Возвратившись домой после беседы с кронпринцем, она отделалась от Пфистерера и постаралась не попасться па глаза тетушке Аметсридер. Сразу отправилась на поиски Жака Тюверлена. Искала его в гостинице, на тренировочной поляне. И чем дольше ей не удавалось его найти, тем больше ей хотелось до конца объясниться с Жаком насчет Крюгера. Выйдя замуж, она совершила глупость, но то была необходимая глупость, которая давала ей большую свободу. Все это она непременно должна объяснить Тюверлену. Куда он запропастился? Его не было ни на катке, ни в маленьком кафе «Верденфельс», где он имел обыкновение читать газеты. Кто-то припомнил, что видел г-на Тюверлена с каким-то человеком на шоссе; Иоганна вышла на шоссе, встретила там знакомых и тут же без стеснения избавилась от них. Добралась до окраины курорта и в конце концов зашла в кондитерскую «Альпийская роза». Она сидела за чашкой светлого шоколада с молоком среди вьющихся гирлянд альпийских роз, на фоне отбивавших чечетку парней в зеленых шляпах и девиц в широких юбках, и ждала Жака Тюверлена.
Тем временем писатель Жак Тюверлен брел по шоссе с инженером Преклем. От них до кондитерской «Альпийская роза» было теперь уже с час ходьбы. Они яростно спорили, почти не обращая внимания на красоту прославленного зимнего пейзажа, их ноги то и дело скользили на утрамбованном промерзшем снегу. Жак Тюверлен — в широких, ниже колен лыжных штанах, оставлявших открытыми икры, в прошитых тройным швом, не пропускающих воду и снег высоких ботинках, подбитых гвоздями, Прекль, наоборот, — в длинных брюках и в ботинках на резиновой подошве, не очень-то пригодных для зимы в горах. Голоса обоих мужчин — звонкий, резкий Каспара Прекля и протяжный, скрипучий Тюверлена — разносились в морозном воздухе, умолкая лишь, когда один из них поскальзывался, и тут же раздаваясь снова; очень уж они были захвачены спором!

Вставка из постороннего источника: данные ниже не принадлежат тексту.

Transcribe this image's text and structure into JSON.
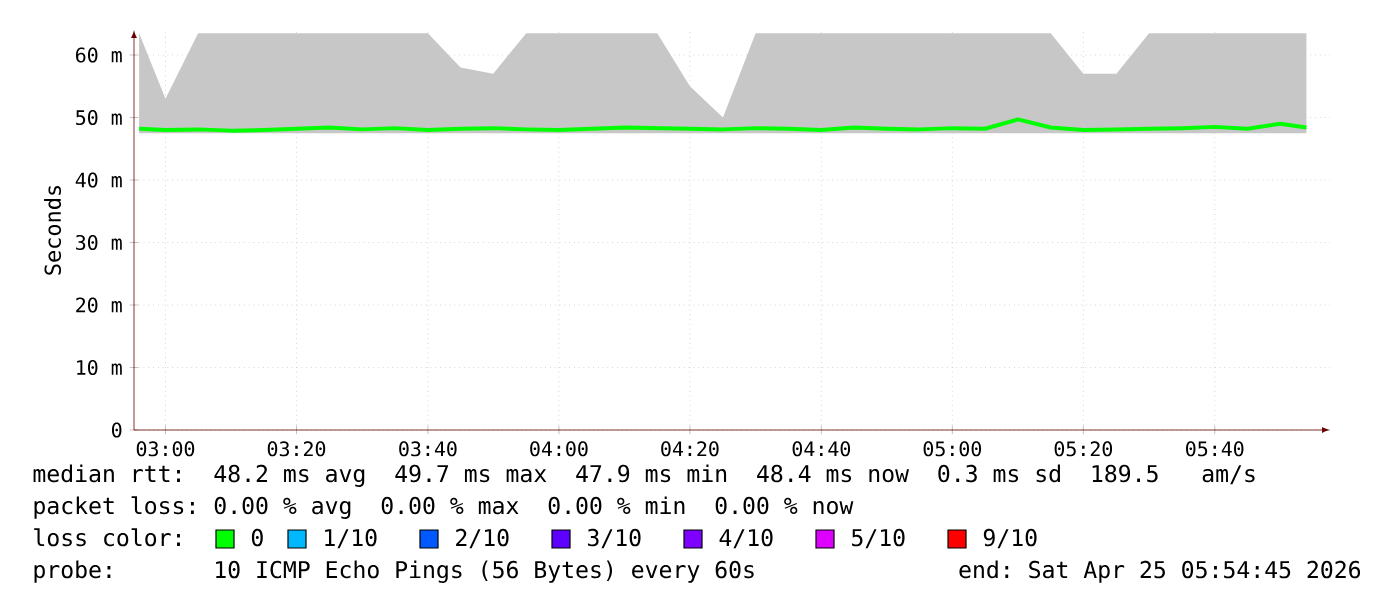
{
  "chart_data": {
    "type": "line",
    "ylabel": "Seconds",
    "legend_title": "loss color:",
    "legend": "bottom",
    "grid": true,
    "marker": "none",
    "line_style": "solid",
    "x": [
      2.933,
      3.0,
      3.083,
      3.167,
      3.25,
      3.333,
      3.417,
      3.5,
      3.583,
      3.667,
      3.75,
      3.833,
      3.917,
      4.0,
      4.083,
      4.167,
      4.25,
      4.333,
      4.417,
      4.5,
      4.583,
      4.667,
      4.75,
      4.833,
      4.917,
      5.0,
      5.083,
      5.167,
      5.25,
      5.333,
      5.417,
      5.5,
      5.583,
      5.667,
      5.75,
      5.833,
      5.9
    ],
    "xlim": [
      2.92,
      5.96
    ],
    "ylim": [
      0,
      64
    ],
    "xticks": [
      {
        "value": 3.0,
        "label": "03:00"
      },
      {
        "value": 3.333,
        "label": "03:20"
      },
      {
        "value": 3.667,
        "label": "03:40"
      },
      {
        "value": 4.0,
        "label": "04:00"
      },
      {
        "value": 4.333,
        "label": "04:20"
      },
      {
        "value": 4.667,
        "label": "04:40"
      },
      {
        "value": 5.0,
        "label": "05:00"
      },
      {
        "value": 5.333,
        "label": "05:20"
      },
      {
        "value": 5.667,
        "label": "05:40"
      }
    ],
    "yticks": [
      0,
      {
        "value": 10,
        "label": "10 m"
      },
      {
        "value": 20,
        "label": "20 m"
      },
      {
        "value": 30,
        "label": "30 m"
      },
      {
        "value": 40,
        "label": "40 m"
      },
      {
        "value": 50,
        "label": "50 m"
      },
      {
        "value": 60,
        "label": "60 m"
      }
    ],
    "series": [
      {
        "name": "0",
        "color": "#00ff00",
        "values": [
          48.2,
          48.0,
          48.1,
          47.9,
          48.0,
          48.2,
          48.4,
          48.1,
          48.3,
          48.0,
          48.2,
          48.3,
          48.1,
          48.0,
          48.2,
          48.4,
          48.3,
          48.2,
          48.1,
          48.3,
          48.2,
          48.0,
          48.4,
          48.2,
          48.1,
          48.3,
          48.2,
          49.7,
          48.4,
          48.0,
          48.1,
          48.2,
          48.3,
          48.5,
          48.2,
          49.0,
          48.4
        ],
        "lower": [
          47.5,
          47.5,
          47.5,
          47.5,
          47.5,
          47.5,
          47.5,
          47.5,
          47.5,
          47.5,
          47.5,
          47.5,
          47.5,
          47.5,
          47.5,
          47.5,
          47.5,
          47.5,
          47.5,
          47.5,
          47.5,
          47.5,
          47.5,
          47.5,
          47.5,
          47.5,
          47.5,
          47.5,
          47.5,
          47.5,
          47.5,
          47.5,
          47.5,
          47.5,
          47.5,
          47.5,
          47.5
        ],
        "upper": [
          63.5,
          53,
          63.5,
          63.5,
          63.5,
          63.5,
          63.5,
          63.5,
          63.5,
          63.5,
          58,
          57,
          63.5,
          63.5,
          63.5,
          63.5,
          63.5,
          55,
          50,
          63.5,
          63.5,
          63.5,
          63.5,
          63.5,
          63.5,
          63.5,
          63.5,
          63.5,
          63.5,
          57,
          57,
          63.5,
          63.5,
          63.5,
          63.5,
          63.5,
          63.5
        ]
      },
      {
        "name": "1/10",
        "color": "#00b8ff",
        "values": [
          null,
          null,
          null,
          null,
          null,
          null,
          null,
          null,
          null,
          null,
          null,
          null,
          null,
          null,
          null,
          null,
          null,
          null,
          null,
          null,
          null,
          null,
          null,
          null,
          null,
          null,
          null,
          null,
          null,
          null,
          null,
          null,
          null,
          null,
          null,
          null,
          null
        ]
      },
      {
        "name": "2/10",
        "color": "#0059ff",
        "values": [
          null,
          null,
          null,
          null,
          null,
          null,
          null,
          null,
          null,
          null,
          null,
          null,
          null,
          null,
          null,
          null,
          null,
          null,
          null,
          null,
          null,
          null,
          null,
          null,
          null,
          null,
          null,
          null,
          null,
          null,
          null,
          null,
          null,
          null,
          null,
          null,
          null
        ]
      },
      {
        "name": "3/10",
        "color": "#5e00ff",
        "values": [
          null,
          null,
          null,
          null,
          null,
          null,
          null,
          null,
          null,
          null,
          null,
          null,
          null,
          null,
          null,
          null,
          null,
          null,
          null,
          null,
          null,
          null,
          null,
          null,
          null,
          null,
          null,
          null,
          null,
          null,
          null,
          null,
          null,
          null,
          null,
          null,
          null
        ]
      },
      {
        "name": "4/10",
        "color": "#7e00ff",
        "values": [
          null,
          null,
          null,
          null,
          null,
          null,
          null,
          null,
          null,
          null,
          null,
          null,
          null,
          null,
          null,
          null,
          null,
          null,
          null,
          null,
          null,
          null,
          null,
          null,
          null,
          null,
          null,
          null,
          null,
          null,
          null,
          null,
          null,
          null,
          null,
          null,
          null
        ]
      },
      {
        "name": "5/10",
        "color": "#dd00ff",
        "values": [
          null,
          null,
          null,
          null,
          null,
          null,
          null,
          null,
          null,
          null,
          null,
          null,
          null,
          null,
          null,
          null,
          null,
          null,
          null,
          null,
          null,
          null,
          null,
          null,
          null,
          null,
          null,
          null,
          null,
          null,
          null,
          null,
          null,
          null,
          null,
          null,
          null
        ]
      },
      {
        "name": "9/10",
        "color": "#ff0000",
        "values": [
          null,
          null,
          null,
          null,
          null,
          null,
          null,
          null,
          null,
          null,
          null,
          null,
          null,
          null,
          null,
          null,
          null,
          null,
          null,
          null,
          null,
          null,
          null,
          null,
          null,
          null,
          null,
          null,
          null,
          null,
          null,
          null,
          null,
          null,
          null,
          null,
          null
        ]
      }
    ],
    "annotations": [
      "median rtt:  48.2 ms avg  49.7 ms max  47.9 ms min  48.4 ms now  0.3 ms sd  189.5   am/s",
      "packet loss: 0.00 % avg  0.00 % max  0.00 % min  0.00 % now",
      "probe:       10 ICMP Echo Pings (56 Bytes) every 60s",
      "end: Sat Apr 25 05:54:45 2026"
    ]
  }
}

Инженер Прекль безоговорочно требовал от Тюверлена, чтобы тот либо создавал политически-активную, оказывающую революционное воздействие литературу, либо вообще не брался за перо. Имеет ли смысл в момент величайшей перестройки всего мира фиксировать пошлые, ничтожные переживания отмирающего общества? Воспевать бездумную жизнь в санаториях и на зимних курортах в то время, как планету раздирает классовая борьба?! Если у него, Тюверлена, спросят: «А что вы делали в те годы?» — что он тогда ответит? Покажет свои заумные, пропитанные запахом вышедших из моды духов эротические пустячки, сверхмодные сейчас, но которые уже через десять лет никому не будут понятны. И тогда выяснится, что суть эпохи он не понял. В то самое время, когда мир был объят пламенем, он наблюдал мельчайшие движения души каких-то домашних зверушек. Чтобы творчество писателя обрело долгую жизнь, он должен опережать свое время. Иначе оно очень скоро будет забыто. Писатель обязан создавать документы эпохи. Это его долг. Иначе само его существование лишено всякого смысла.